Clamp as close to the cut as you can, and try to have the entire length clamped. For example, if you clamp to the edge of a bench, put a strip of wood on top and use clamps at both ends. That helps a lot with noise and getting a clean cut.
Do you know, is it possible to get similar levels of noise out of a bandsaw? The hacksaw does work but if I could save my arms, that’d be great
My Laguna 14Twelve Bandsaw measures 55 dBA at operator ear level when not cutting, so maybe, depending on what and how you cut.
Our noisy world!
Sawing by hand can be a workout, but practice makes it pretty efficient.
Some bandsaws are very quiet when not cutting, as @gmack said. Handhelds are often noisier than standard (cabinet?) units, because there is less mass to damp out noise from the motor and gears, they usually need fans, with the associated openings in the case, making the motors more exposed, but they are better than they used to be. The transition to BLDC rather than universal (brushed) motors has done a fair bit to quiet the motor itself.

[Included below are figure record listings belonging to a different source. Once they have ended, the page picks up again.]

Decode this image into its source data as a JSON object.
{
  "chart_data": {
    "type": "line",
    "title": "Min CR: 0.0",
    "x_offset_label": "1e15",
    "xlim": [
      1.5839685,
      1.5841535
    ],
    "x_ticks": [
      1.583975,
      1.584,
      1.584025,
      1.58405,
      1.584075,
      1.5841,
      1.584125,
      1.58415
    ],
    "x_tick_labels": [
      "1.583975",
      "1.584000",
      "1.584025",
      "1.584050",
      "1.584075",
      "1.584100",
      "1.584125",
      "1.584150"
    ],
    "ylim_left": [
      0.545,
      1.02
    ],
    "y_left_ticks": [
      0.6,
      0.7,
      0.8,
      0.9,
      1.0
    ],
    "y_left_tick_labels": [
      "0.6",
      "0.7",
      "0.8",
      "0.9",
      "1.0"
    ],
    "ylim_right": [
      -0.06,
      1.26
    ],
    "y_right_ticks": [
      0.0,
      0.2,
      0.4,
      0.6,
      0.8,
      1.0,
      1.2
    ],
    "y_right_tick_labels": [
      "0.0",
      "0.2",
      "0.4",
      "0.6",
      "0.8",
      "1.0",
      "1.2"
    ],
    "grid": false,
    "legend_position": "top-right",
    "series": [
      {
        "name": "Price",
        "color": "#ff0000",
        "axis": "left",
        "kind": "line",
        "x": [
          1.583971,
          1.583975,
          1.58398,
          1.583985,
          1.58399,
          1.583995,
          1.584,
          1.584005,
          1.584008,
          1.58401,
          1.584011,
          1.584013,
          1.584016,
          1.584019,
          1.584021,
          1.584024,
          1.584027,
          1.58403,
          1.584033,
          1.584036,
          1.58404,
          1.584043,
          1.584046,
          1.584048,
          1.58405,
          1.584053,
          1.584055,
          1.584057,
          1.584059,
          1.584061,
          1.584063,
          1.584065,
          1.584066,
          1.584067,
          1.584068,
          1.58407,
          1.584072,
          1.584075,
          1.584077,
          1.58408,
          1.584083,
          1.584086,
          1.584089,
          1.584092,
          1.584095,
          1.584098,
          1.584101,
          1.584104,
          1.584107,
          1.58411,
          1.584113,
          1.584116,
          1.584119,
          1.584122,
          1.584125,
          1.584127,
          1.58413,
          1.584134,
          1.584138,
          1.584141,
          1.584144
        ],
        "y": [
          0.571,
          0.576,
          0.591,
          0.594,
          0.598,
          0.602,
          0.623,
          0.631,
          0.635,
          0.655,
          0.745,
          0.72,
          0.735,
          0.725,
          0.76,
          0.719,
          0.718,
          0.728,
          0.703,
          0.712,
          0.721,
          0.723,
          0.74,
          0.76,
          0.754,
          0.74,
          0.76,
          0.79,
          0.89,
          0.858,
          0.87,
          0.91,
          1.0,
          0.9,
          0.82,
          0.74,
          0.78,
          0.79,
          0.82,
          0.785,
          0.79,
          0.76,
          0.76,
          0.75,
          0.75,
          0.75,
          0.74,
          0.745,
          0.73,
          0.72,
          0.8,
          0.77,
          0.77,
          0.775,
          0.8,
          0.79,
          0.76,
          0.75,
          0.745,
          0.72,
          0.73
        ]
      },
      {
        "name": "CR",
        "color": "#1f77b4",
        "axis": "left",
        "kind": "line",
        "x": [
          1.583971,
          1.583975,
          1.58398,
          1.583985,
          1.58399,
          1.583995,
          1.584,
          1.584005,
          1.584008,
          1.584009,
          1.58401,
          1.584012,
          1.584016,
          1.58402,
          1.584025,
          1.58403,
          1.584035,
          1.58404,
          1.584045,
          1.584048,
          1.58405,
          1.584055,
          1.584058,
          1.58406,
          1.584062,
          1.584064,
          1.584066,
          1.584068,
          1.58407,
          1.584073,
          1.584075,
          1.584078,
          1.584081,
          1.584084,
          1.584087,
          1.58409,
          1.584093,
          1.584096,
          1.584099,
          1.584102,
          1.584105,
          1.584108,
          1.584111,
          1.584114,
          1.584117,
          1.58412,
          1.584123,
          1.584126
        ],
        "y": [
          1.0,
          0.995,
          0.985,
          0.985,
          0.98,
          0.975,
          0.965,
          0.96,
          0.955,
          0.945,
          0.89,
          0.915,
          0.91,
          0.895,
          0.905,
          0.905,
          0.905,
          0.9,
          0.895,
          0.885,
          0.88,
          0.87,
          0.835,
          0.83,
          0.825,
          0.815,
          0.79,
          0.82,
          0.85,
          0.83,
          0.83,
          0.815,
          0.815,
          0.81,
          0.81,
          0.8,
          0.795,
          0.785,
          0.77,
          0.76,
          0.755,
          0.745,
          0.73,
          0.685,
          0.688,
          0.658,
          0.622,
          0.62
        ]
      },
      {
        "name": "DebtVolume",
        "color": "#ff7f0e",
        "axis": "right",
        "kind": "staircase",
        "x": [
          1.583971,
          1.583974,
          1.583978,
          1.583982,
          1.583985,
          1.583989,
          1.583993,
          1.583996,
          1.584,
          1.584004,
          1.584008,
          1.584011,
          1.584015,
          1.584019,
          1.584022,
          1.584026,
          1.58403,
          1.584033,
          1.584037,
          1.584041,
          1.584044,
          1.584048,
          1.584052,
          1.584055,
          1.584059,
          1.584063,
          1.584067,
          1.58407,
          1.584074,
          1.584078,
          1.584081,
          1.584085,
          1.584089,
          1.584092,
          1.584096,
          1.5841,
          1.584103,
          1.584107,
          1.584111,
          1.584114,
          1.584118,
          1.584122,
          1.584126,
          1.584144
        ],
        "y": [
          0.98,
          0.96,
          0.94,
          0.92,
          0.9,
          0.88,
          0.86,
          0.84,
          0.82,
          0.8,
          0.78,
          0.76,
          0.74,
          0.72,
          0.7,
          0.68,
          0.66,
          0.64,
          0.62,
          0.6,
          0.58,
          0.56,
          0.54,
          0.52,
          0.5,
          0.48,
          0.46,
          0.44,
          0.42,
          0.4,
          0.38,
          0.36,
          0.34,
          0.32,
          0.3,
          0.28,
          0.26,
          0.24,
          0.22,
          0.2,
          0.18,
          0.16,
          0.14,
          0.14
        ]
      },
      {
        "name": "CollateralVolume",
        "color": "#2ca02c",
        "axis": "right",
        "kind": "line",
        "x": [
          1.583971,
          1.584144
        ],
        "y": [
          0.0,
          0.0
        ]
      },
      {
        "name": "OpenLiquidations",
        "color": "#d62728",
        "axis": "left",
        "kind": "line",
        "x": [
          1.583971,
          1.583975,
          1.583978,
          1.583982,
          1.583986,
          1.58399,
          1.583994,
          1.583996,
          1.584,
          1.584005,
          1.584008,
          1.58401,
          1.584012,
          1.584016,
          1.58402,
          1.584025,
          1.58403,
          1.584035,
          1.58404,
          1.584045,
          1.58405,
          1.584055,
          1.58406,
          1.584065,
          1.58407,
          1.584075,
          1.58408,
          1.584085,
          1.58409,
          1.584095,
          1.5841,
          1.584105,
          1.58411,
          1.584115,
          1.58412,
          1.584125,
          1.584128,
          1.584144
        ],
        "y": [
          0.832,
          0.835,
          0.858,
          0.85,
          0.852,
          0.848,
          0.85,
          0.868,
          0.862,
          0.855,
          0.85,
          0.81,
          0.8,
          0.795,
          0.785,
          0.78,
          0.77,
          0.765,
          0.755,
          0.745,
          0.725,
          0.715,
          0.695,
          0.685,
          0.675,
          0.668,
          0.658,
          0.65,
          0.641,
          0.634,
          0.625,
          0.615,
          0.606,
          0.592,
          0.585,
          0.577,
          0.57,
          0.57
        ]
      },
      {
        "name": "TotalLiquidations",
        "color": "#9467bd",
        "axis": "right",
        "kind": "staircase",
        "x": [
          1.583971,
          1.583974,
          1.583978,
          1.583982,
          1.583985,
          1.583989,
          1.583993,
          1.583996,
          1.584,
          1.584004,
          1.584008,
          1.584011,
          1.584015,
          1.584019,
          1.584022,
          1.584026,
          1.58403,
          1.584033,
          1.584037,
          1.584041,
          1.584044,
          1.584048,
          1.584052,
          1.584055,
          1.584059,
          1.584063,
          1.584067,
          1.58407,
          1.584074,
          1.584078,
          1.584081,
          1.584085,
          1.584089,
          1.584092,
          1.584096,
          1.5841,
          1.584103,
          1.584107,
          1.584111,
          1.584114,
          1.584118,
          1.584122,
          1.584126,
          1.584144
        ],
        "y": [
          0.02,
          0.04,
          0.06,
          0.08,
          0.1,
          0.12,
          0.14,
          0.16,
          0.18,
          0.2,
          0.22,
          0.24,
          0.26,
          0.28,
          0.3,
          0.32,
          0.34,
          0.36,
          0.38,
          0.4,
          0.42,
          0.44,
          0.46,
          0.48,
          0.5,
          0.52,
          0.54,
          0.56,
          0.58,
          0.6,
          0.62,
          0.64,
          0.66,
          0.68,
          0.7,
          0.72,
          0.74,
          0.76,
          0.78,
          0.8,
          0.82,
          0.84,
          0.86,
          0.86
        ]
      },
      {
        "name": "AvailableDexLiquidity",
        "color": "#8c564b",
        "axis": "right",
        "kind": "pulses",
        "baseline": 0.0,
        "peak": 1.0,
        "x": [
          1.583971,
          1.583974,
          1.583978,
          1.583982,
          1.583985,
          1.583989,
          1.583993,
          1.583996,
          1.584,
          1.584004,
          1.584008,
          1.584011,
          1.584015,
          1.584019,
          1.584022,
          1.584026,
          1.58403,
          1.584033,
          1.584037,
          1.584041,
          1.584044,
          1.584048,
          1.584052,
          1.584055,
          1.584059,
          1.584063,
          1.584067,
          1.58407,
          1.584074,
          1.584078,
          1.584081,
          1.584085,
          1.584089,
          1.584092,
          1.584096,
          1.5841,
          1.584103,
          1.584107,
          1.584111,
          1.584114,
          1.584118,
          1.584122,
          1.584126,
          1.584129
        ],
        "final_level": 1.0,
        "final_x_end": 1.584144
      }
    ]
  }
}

Unfortunately, in my experience, much of the noise is during the cut. Same principal applies to reduce noise as with a hand saw. The better the restraint of the material and the better the damping, the lower the noise level. Especially when cutting sheet and plate. It acts like a soundboard for a piano.
A less rigid machine makes it worse, and adjusting the blade speed and cutting force also have a pretty big effect.
Conjecture: a thin layer of wood between the piece being cut and the table (or foot of a handheld) of the bandsaw- 3mm door skin, for example- will control noise pretty well, at least for thin flat stock (<10mm thick).
are you using the rage blade as an alternative on a regular abrasive wheel chop saw or a slower high torque dry cut saw?
I know the carbide blades don’t last long at high RPMs and are only meant to be used on dry cut saws but I would buy a rage blade for my abrasive wheel chop saw if it would hold up. I don’t want to drop $500.00 on a dry cut chop saw.
If anyone is interested I have a Milwaukee pitta bandsaw used little and can ship in US.
Phil
Actually, using it in a compound power miter saw. Use the same blade in a table saw. Used to have an abrasive wheel chop saw, but it never made a straight cut and got sick of trying to make it work well. Works great in both, I’ve cut aluminum and steel (with a nonferrous blade for aluminum, ferrous for the steel) and it works great. Cuts are clean.
Which ferrous blade?
The orange TCT steel, aluminum and plastic blade for aluminum: https://www.amazon.com/Evolution-Power-Tools-RAGE255Blade-Multi-Purpose/dp/B00249JDY4/ref=sr_1_3?dchild=1&keywords=rage+saw+blade&qid=1597615868&sr=8-3
The blue “STEEL” blade for mild steel: https://www.amazon.com/Evolution-Power-Tools-10BLADEST-52-Tooth/dp/B001QF9VQ2/ref=sr_1_2?dchild=1&keywords=rage+saw+blade&qid=1597615810&sr=8-2
Your saws have 1 inch arbors?! What speeds do they run at?
Dewalt probably has a 5/8" arbor, as do most/all woodworking/non-ferrous metal saws with 10" blades. They also run at 3450 RPM, at least in the 60Hz parts of the world. That speed would not be good and would likely be quite unsafe with those blades.
That’s what’s stopped me picking up one of the Evolution blades for my bosch circular.
OTOH, learning how to cut efficiently cleanly and straight with a handsaw is a basic skill all apprentices should master…
Someday I’ll slow down my miter saw with a Variac and see how/if it can cut anything.
Or go full Julien and just use a really high speed camera?
Jeremy Fielding gave that a shot and it didn’t go well (as he expected, to be fair): https://www.youtube.com/watch?v=gMVIdDKgG5A
Thanks! I suspect that the output current limits of his Variac and DC speed control limited their performance.
He should have used a BLDC motor
Maybe a Modwaukee?
Lots of good advice here.
My number one suggestion is order from xometry supplies and have it cut to size. They are one of the cheapest around, ship fast, regularly have deals. You only pay for what you need and I don’t think you’ll ever make up the cost of your tools and time trying to cut down larger stock.
That said, sometimes you have something that needs to be cut so you can make a small part out of it
I have used the harbor freight horizontal band saw, it works well for cutting bar stock.
I currently use my Ryobi 7 1/4" miter saw with a blade that I picked up from Lowe’s. It works decently well. I drilled some holes in the base so I can clamp the pieces down. I’ve cut some pretty small blocks out that way. My blade is missing a tooth, but I think it was 1/2" polycarbonate that did that.